Continuaram os gritos de Virgílio que estava sendo torturado para que entregasse os companheiros. Ele recusava-se a delatar e reagia xingando os torturadores. Acredito que Virgílio chegou ao DOI-Codi por volta de 11h da manhã, tendo sido assassinado por volta das 21h. O corpo foi mostrado ao Celso Horta, também preso político. Virgílio foi morto pendurado no  pau-de-arara.

Mais ou menos meia hora depois que eu soube da morte de Virgílio, através de um outro preso, o Capitão Albernaz dirigiu-se a mim, informando que Virgílio havia fugido. Ouvi comentários na prisão que os torturadores haviam retirado os olhos de Virgílio, bem como seus testículos.

Mais tarde fui transferido para o Dops e lá, um delegado cujo nome não me recordo, falou que Virgílio havia sido enterrado na quadra do Dops no cemitério de Vila. Formosa.
 Mais ou menos um ano depois, minha mãe e meu irmão Vicente foram ao cemitério de Vila Formosa e souberam através de um funcionário o local onde Virgílio estava enterrado, tendo se dirigido ao referido local que, entretanto, estava fortemente vigiado pela polícia militar, sendo que os policiais determinaram que se afastassem e não voltassem mais ao local. Os jornais publicaram que Virgílio estava foragido, quando, na verdade, já estava morto.
Seus restos mortais, certamente removidos em seguida, nunca foram encontrados.

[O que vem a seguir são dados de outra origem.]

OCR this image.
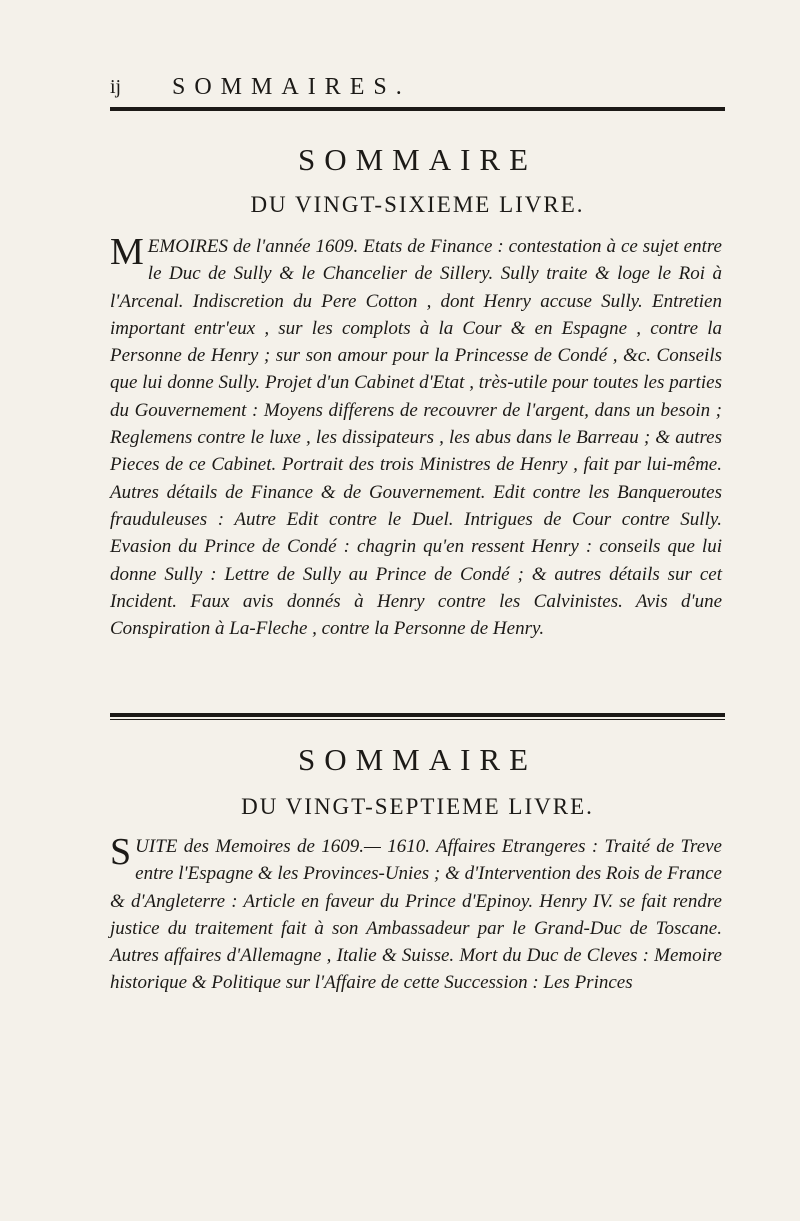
ij SOMMAIRES.
SOMMAIRE
DU VINGT-SIXIEME LIVRE.
MEMOIRES de l'année 1609. Etats de Finance : contestation à ce sujet entre le Duc de Sully & le Chancelier de Sillery. Sully traite & loge le Roi à l'Arcenal. Indiscretion du Pere Cotton , dont Henry accuse Sully. Entretien important entr'eux , sur les complots à la Cour & en Espagne , contre la Personne de Henry ; sur son amour pour la Princesse de Condé , &c. Conseils que lui donne Sully. Projet d'un Cabinet d'Etat , très-utile pour toutes les parties du Gouvernement : Moyens differens de recouvrer de l'argent, dans un besoin ; Reglemens contre le luxe , les dissipateurs , les abus dans le Barreau ; & autres Pieces de ce Cabinet. Portrait des trois Ministres de Henry , fait par lui-même. Autres détails de Finance & de Gouvernement. Edit contre les Banqueroutes frauduleuses : Autre Edit contre le Duel. Intrigues de Cour contre Sully. Evasion du Prince de Condé : chagrin qu'en ressent Henry : conseils que lui donne Sully : Lettre de Sully au Prince de Condé ; & autres détails sur cet Incident. Faux avis donnés à Henry contre les Calvinistes. Avis d'une Conspiration à La-Fleche , contre la Personne de Henry.
SOMMAIRE
DU VINGT-SEPTIEME LIVRE.
SUITE des Memoires de 1609.— 1610. Affaires Etrangeres : Traité de Treve entre l'Espagne & les Provinces-Unies ; & d'Intervention des Rois de France & d'Angleterre : Article en faveur du Prince d'Epinoy. Henry IV. se fait rendre justice du traitement fait à son Ambassadeur par le Grand-Duc de Toscane. Autres affaires d'Allemagne , Italie & Suisse. Mort du Duc de Cleves : Memoire historique & Politique sur l'Affaire de cette Succession : Les Princes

As provas da morte por tortura, sim, em 2004, no Arquivo do Estado de São Paulo: um laudo do Instituto Médico Legal de São Paulo, feito àquela época, com a foto de Virgílio depois de morto e suas impressões digitais. Sobre tal laudo aparece um aviso escrito à mão, com a frase "Não deve ser informado", o que comprova ter havido uma ordem para o desaparecimento do corpo e o acobertamento do homicídio.